I ran an event yesterday and the people working the door didn’t mark down the number of people who came in. I need that number! But I’m exhausted and can’t math this right now. Help?
I have $1305 cash. Some people paid $25 for half the event, and some paid $45 for the whole event. There are almost certainly more of the whole event people than the half people. Can I solve this? I have credit card sales, but they are broken down by individual transaction, so are easier to identify.
Possibly 19 people paid $45, and 18 paid $25.
If there are exactly the same number of whole- and half-day people, you got about 37 people: 1305/(45+25) * 2.
If you got 2 whole-day per half, you got about 34 people: 1305 / (45 + 45 + 25) * 3
So, without any more specific numbers, I’d say you got about 35 people, plus or minus a few (even if everybody paid full price, you still got 29 people).
(number of people paying full price), (number of people paying half price) is one of below:
4, 45
9, 36
14, 27
19, 18
24, 9
29, 0
To clarify, the reason I say “possibly” is that in the real world, people make mistakes counting money, making change, etc. From a purely theoretical point of view, that combination is the only combination that satisfies all of your requirements, assuming that at least one person paid $25, and there are more $45 payers than $25 payers.
Upon review, I overlooked the “24, 9” possibility that Asymptotically Fat produced. So that is also a possible answer.
You can get a range of answers, all of which fit the constraint, because you have two variables and only one equation.
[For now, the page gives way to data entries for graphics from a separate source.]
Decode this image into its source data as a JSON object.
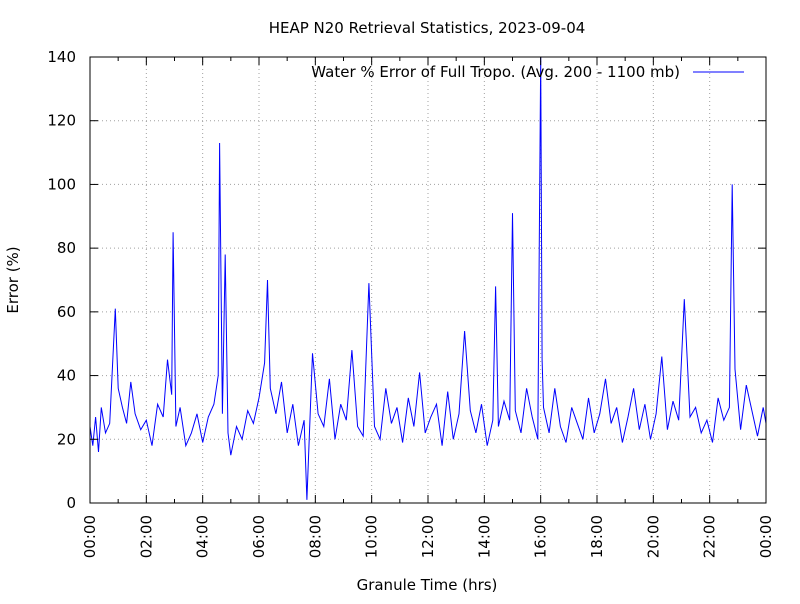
{
  "chart_data": {
    "type": "line",
    "title": "HEAP N20 Retrieval Statistics, 2023-09-04",
    "xlabel": "Granule Time (hrs)",
    "ylabel": "Error (%)",
    "xlim": [
      0,
      24
    ],
    "ylim": [
      0,
      140
    ],
    "grid": true,
    "legend_position": "top-right",
    "x_ticks": [
      {
        "value": 0,
        "label": "00:00"
      },
      {
        "value": 2,
        "label": "02:00"
      },
      {
        "value": 4,
        "label": "04:00"
      },
      {
        "value": 6,
        "label": "06:00"
      },
      {
        "value": 8,
        "label": "08:00"
      },
      {
        "value": 10,
        "label": "10:00"
      },
      {
        "value": 12,
        "label": "12:00"
      },
      {
        "value": 14,
        "label": "14:00"
      },
      {
        "value": 16,
        "label": "16:00"
      },
      {
        "value": 18,
        "label": "18:00"
      },
      {
        "value": 20,
        "label": "20:00"
      },
      {
        "value": 22,
        "label": "22:00"
      },
      {
        "value": 24,
        "label": "00:00"
      }
    ],
    "y_ticks": [
      {
        "value": 0,
        "label": "0"
      },
      {
        "value": 20,
        "label": "20"
      },
      {
        "value": 40,
        "label": "40"
      },
      {
        "value": 60,
        "label": "60"
      },
      {
        "value": 80,
        "label": "80"
      },
      {
        "value": 100,
        "label": "100"
      },
      {
        "value": 120,
        "label": "120"
      },
      {
        "value": 140,
        "label": "140"
      }
    ],
    "series": [
      {
        "name": "Water % Error of Full Tropo. (Avg. 200 - 1100 mb)",
        "color": "#0000ff",
        "x": [
          0.0,
          0.1,
          0.2,
          0.3,
          0.4,
          0.55,
          0.7,
          0.8,
          0.9,
          1.0,
          1.15,
          1.3,
          1.45,
          1.6,
          1.8,
          2.0,
          2.2,
          2.4,
          2.6,
          2.75,
          2.9,
          2.95,
          3.05,
          3.2,
          3.4,
          3.6,
          3.8,
          4.0,
          4.2,
          4.4,
          4.55,
          4.6,
          4.7,
          4.8,
          4.9,
          5.0,
          5.2,
          5.4,
          5.6,
          5.8,
          6.0,
          6.2,
          6.3,
          6.4,
          6.6,
          6.8,
          7.0,
          7.2,
          7.4,
          7.6,
          7.7,
          7.9,
          8.1,
          8.3,
          8.5,
          8.7,
          8.9,
          9.1,
          9.3,
          9.5,
          9.7,
          9.9,
          10.1,
          10.3,
          10.5,
          10.7,
          10.9,
          11.1,
          11.3,
          11.5,
          11.7,
          11.9,
          12.1,
          12.3,
          12.5,
          12.7,
          12.9,
          13.1,
          13.3,
          13.5,
          13.7,
          13.9,
          14.1,
          14.3,
          14.4,
          14.5,
          14.7,
          14.9,
          15.0,
          15.1,
          15.3,
          15.5,
          15.7,
          15.9,
          16.0,
          16.05,
          16.1,
          16.3,
          16.5,
          16.7,
          16.9,
          17.1,
          17.3,
          17.5,
          17.7,
          17.9,
          18.1,
          18.3,
          18.5,
          18.7,
          18.9,
          19.1,
          19.3,
          19.5,
          19.7,
          19.9,
          20.1,
          20.3,
          20.5,
          20.7,
          20.9,
          21.1,
          21.3,
          21.5,
          21.7,
          21.9,
          22.1,
          22.3,
          22.5,
          22.7,
          22.8,
          22.9,
          23.1,
          23.3,
          23.5,
          23.7,
          23.9,
          24.0
        ],
        "values": [
          24,
          18,
          27,
          16,
          30,
          22,
          25,
          43,
          61,
          36,
          30,
          25,
          38,
          28,
          23,
          26,
          18,
          31,
          27,
          45,
          34,
          85,
          24,
          30,
          18,
          22,
          28,
          19,
          27,
          31,
          40,
          113,
          28,
          78,
          22,
          15,
          24,
          20,
          29,
          25,
          33,
          44,
          70,
          36,
          28,
          38,
          22,
          31,
          18,
          26,
          1,
          47,
          28,
          24,
          39,
          20,
          31,
          26,
          48,
          24,
          21,
          69,
          24,
          20,
          36,
          25,
          30,
          19,
          33,
          24,
          41,
          22,
          27,
          31,
          18,
          35,
          20,
          28,
          54,
          29,
          22,
          31,
          18,
          26,
          68,
          24,
          32,
          26,
          91,
          29,
          22,
          36,
          27,
          20,
          140,
          45,
          30,
          22,
          36,
          24,
          19,
          30,
          25,
          20,
          33,
          22,
          28,
          39,
          25,
          30,
          19,
          27,
          36,
          23,
          31,
          20,
          28,
          46,
          23,
          32,
          26,
          64,
          27,
          30,
          22,
          26,
          19,
          33,
          26,
          30,
          100,
          42,
          23,
          37,
          29,
          21,
          30,
          25
        ]
      }
    ]
  }
}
Obviously, you know more than you’re explicitly letting on, because you can estimate the number of people who came to within an order of magnitude (was it closer to 10 or 100?), and you likely know it more precisely than that, which means you could use a piece of software to set up and solve multiple problems with different trial values for the equation you don’t have, which is full + half = total. I’d personally use Maxima or Octave for this kind of thing.
Six-way simulpost!
24,9 is the only reasonable answer, unless there is money missing.
The next mathematical solutions on ether side are either , approx 50-50 , and 100% -0.
and OP said something like 75%- 25% …
This sounds remarkably like a homework problem.
My first thought when I read it.
It sounds not at all like a homework problem. A homework problem would have a single answer which was sharply well-defined. The problem as presented does not.
Sneaky bastard OP probably knew that.
Which is a joke, but actually is interesting as a marker of high conceptual understanding of any problem in math.
I don’t see that in the OP. All I see is that there are “almost certainly more of the whole event people than the half people.” To me, the hedging suggests that 19 whole, 18 half is a reasonable possibility, too.
E. Cannot be calculated based on the information given
Unless the homework was for Diophantine equations.
At the school where I work the lower math class has assignments where the correct answer to a problem could be “Not enough information to solve.”